[License-review] For Approval: Scripting Free Software License, Version 1.3.6 (S-FSL v1.3.6)

Elmar Stellnberger estellnb at gmail.com
Fri Nov 15 08:55:38 UTC 2013


Of course I could register a trademark for my programs.
However the purpose of the license was to leverage a contributive 
software development model with open sources.
If it was just about having a trademark I would not have published as 
open source readable to the public.
I would have obfuscated at least all identifiers or used a non-script 
language (and believe me I have the tools to do that)
and would have published under a proprietary license.
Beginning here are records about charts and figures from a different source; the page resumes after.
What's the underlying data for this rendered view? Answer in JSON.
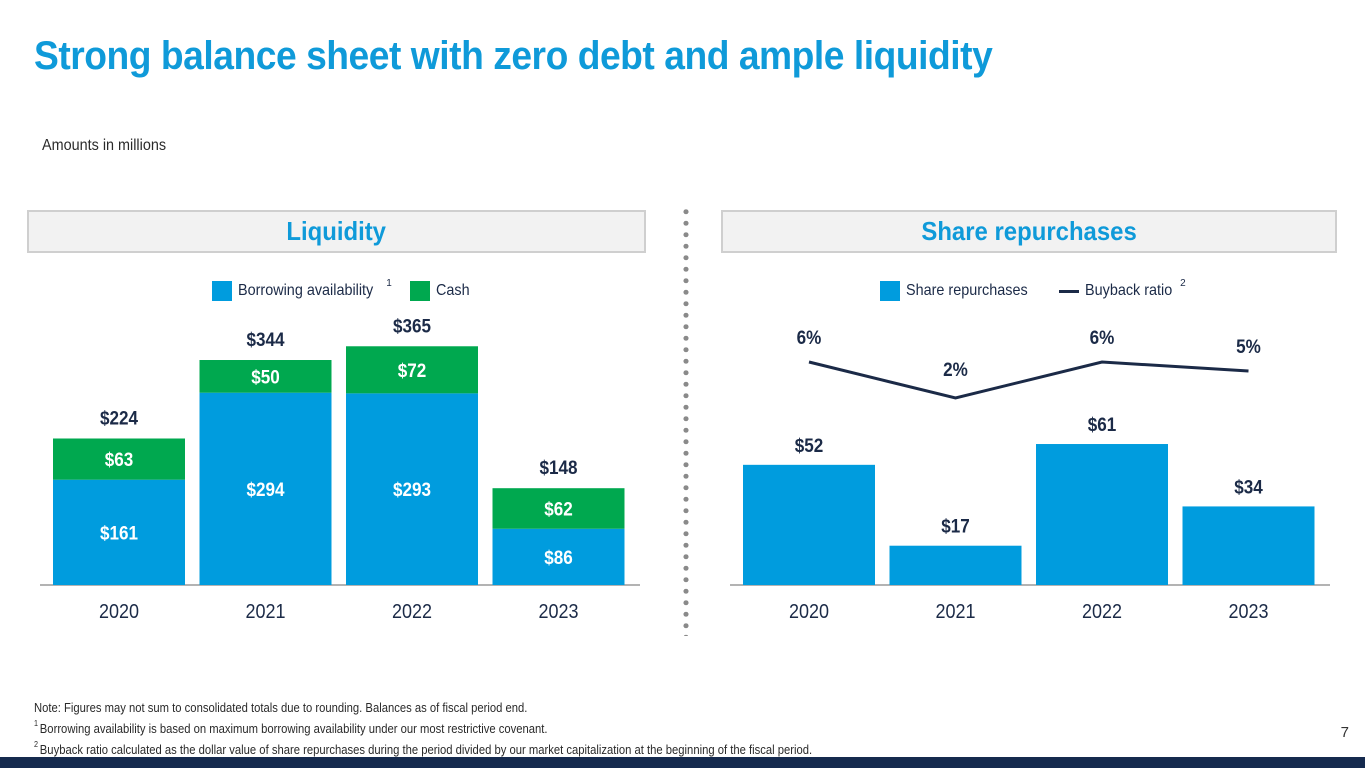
{
  "title": "Strong balance sheet with zero debt and ample liquidity",
  "subtitle": "Amounts in millions",
  "panels": {
    "liquidity": {
      "header": "Liquidity",
      "legend": [
        {
          "label": "Borrowing availability",
          "sup": "1",
          "color": "#009cde"
        },
        {
          "label": "Cash",
          "sup": "",
          "color": "#00a84f"
        }
      ]
    },
    "repurchases": {
      "header": "Share repurchases",
      "legend": [
        {
          "label": "Share repurchases",
          "sup": "",
          "color": "#009cde",
          "kind": "box"
        },
        {
          "label": "Buyback ratio",
          "sup": "2",
          "color": "#1b2a47",
          "kind": "line"
        }
      ]
    }
  },
  "chart_data": [
    {
      "type": "bar",
      "stacked": true,
      "title": "Liquidity",
      "categories": [
        "2020",
        "2021",
        "2022",
        "2023"
      ],
      "series": [
        {
          "name": "Borrowing availability",
          "values": [
            161,
            294,
            293,
            86
          ],
          "labels": [
            "$161",
            "$294",
            "$293",
            "$86"
          ],
          "color": "#009cde"
        },
        {
          "name": "Cash",
          "values": [
            63,
            50,
            72,
            62
          ],
          "labels": [
            "$63",
            "$50",
            "$72",
            "$62"
          ],
          "color": "#00a84f"
        }
      ],
      "totals": [
        224,
        344,
        365,
        148
      ],
      "total_labels": [
        "$224",
        "$344",
        "$365",
        "$148"
      ],
      "xlabel": "",
      "ylabel": "",
      "ylim": [
        0,
        370
      ],
      "grid": false,
      "legend": "top-center"
    },
    {
      "type": "bar",
      "title": "Share repurchases",
      "categories": [
        "2020",
        "2021",
        "2022",
        "2023"
      ],
      "series": [
        {
          "name": "Share repurchases",
          "type": "bar",
          "values": [
            52,
            17,
            61,
            34
          ],
          "labels": [
            "$52",
            "$17",
            "$61",
            "$34"
          ],
          "color": "#009cde"
        },
        {
          "name": "Buyback ratio",
          "type": "line",
          "values": [
            6,
            2,
            6,
            5
          ],
          "labels": [
            "6%",
            "2%",
            "6%",
            "5%"
          ],
          "unit": "%",
          "color": "#1b2a47"
        }
      ],
      "xlabel": "",
      "ylabel": "",
      "ylim": [
        0,
        90
      ],
      "grid": false,
      "legend": "top-center"
    }
  ],
  "footnotes": {
    "note": "Note: Figures may not sum to consolidated totals due to rounding. Balances as of fiscal period end.",
    "fn1_mark": "1",
    "fn1": "Borrowing availability is based on maximum borrowing availability under our most restrictive covenant.",
    "fn2_mark": "2",
    "fn2": "Buyback ratio calculated as the dollar value of share repurchases during the period divided by our market capitalization at the beginning of the fiscal period."
  },
  "page_number": "7"
}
Note also that the 
term trademark appears because other
contributors may use their trademarks within my product not because of 
me using a trademark.

Greetings,
Elmar


Am 12.11.2013 23:00, schrieb Engel Nyst:
> I will point out two more misunderstandings you make on copyright (and 
> trademarks, patents) in your license and rationale. Please consider 
> previous disclaimers apply.
>
> "Intellectual property".
> I will keep short and polite. The concept and your usage of it in the 
> license confuse badly copyright law with trademark law, and rights 
> granted by a copyright license with apparent reasons related in 
> reality to trademarks use.
>
> You can trademark the name of your project, company, suite. Then make 
> a trademark policy for the use of names, for the products that satisfy 
> your team of initial developers. Make the names refer to the projects 
> of your team, with the rules you want and build the level/kind of 
> reputation you'll want and be able to for those *names*.
>
> This has practically nothing to do with copyright over the work, and 
> rights granted under copyright law, nor with the right to make 
> derivative works and distribute them. You can ask derivatives to 
> change name, but your license makes more rules that belong in a 
> trademark policy (and development process).
>
> Note that trademark policy should refer to correct identification of 
> the projects, I would not recommend to make over-broad rules that 
> interfere with copyright licensing.
>
> Your users can then identify your project unambiguously, and your 
> developers are responsible for maintenance of the project under those 
> names. That gives you the responsibility you're talking about. IMO, 
> this is a social issue and one of development process in your project, 
> more than a trademark issue, but you can also use legal tools for it.
>
> It will save confusion from you and your users, if you use the 
> appropriate legal tool on your *names use*, trademark law. Not copyright.
>
> On 11/10/2013 04:41 PM, Elmar Stellnberger wrote:>
> >> > 6. The license should be compatible with the usage of patents and
> >> > trademarks without unloading that burden to the end user.
> >>
> >> I don't think it is. "Branched versions can not [...] use patents
> >> [...] in a new context unless explicit consent from the maintainers
> >> of the parent branch is given."
> >> Should I understand that consent has not been given for patents,
> >> thus the user cannot know if the maintainers have given it, or if
> >> the context is new enough for the maintainers' liking, or if they
> >> can branch on their own without being sued by the maintainers for
> >> patents?
> >
> >    Well the things with patents is that if the owner of a patent
> > wants to contribute his patent to S-FSL software then he needs to
> > give the original authors usage rights on his patent. It does however
> > not mean to contribute the patent to the community which would make
> > it at best worthless for the patent owner. However code that is
> > already being used by the community that contains a patent may still
> > be maintained. It needs permission to use the same patent in 'another
> > context'. The original authors may be restricted to give you. You can
> > not simply write new code that involves patents held by the original
> > authors, you need to ask for permission to do so.
>
> This fails OSD. Look from the perspective of the recipient of the 
> code. Let us say I work on various projects, libraries, scripts under 
> open source licenses.
>
> You're saying that if I "branch" or even rewrite an algorithm that was 
> implemented under your license or under OSS licenses that "patch" code 
> under your license, then you *intently* expose me to patent lawsuits.
> (and you try to extend that to other OSS licenses)
>
> That's not an open source license. And, it's among the riskier I've 
> heard of. At least state up-front it's proprietary and tell people 
> they have no guarantees from it. Tell them that if they read that 
> algorithm and want to use that knowledge, then they're exposed 
> intently to lawsuits.
>
> Your license hides the lack of permission for patents use in a license 
> you claim to be open source. It is not.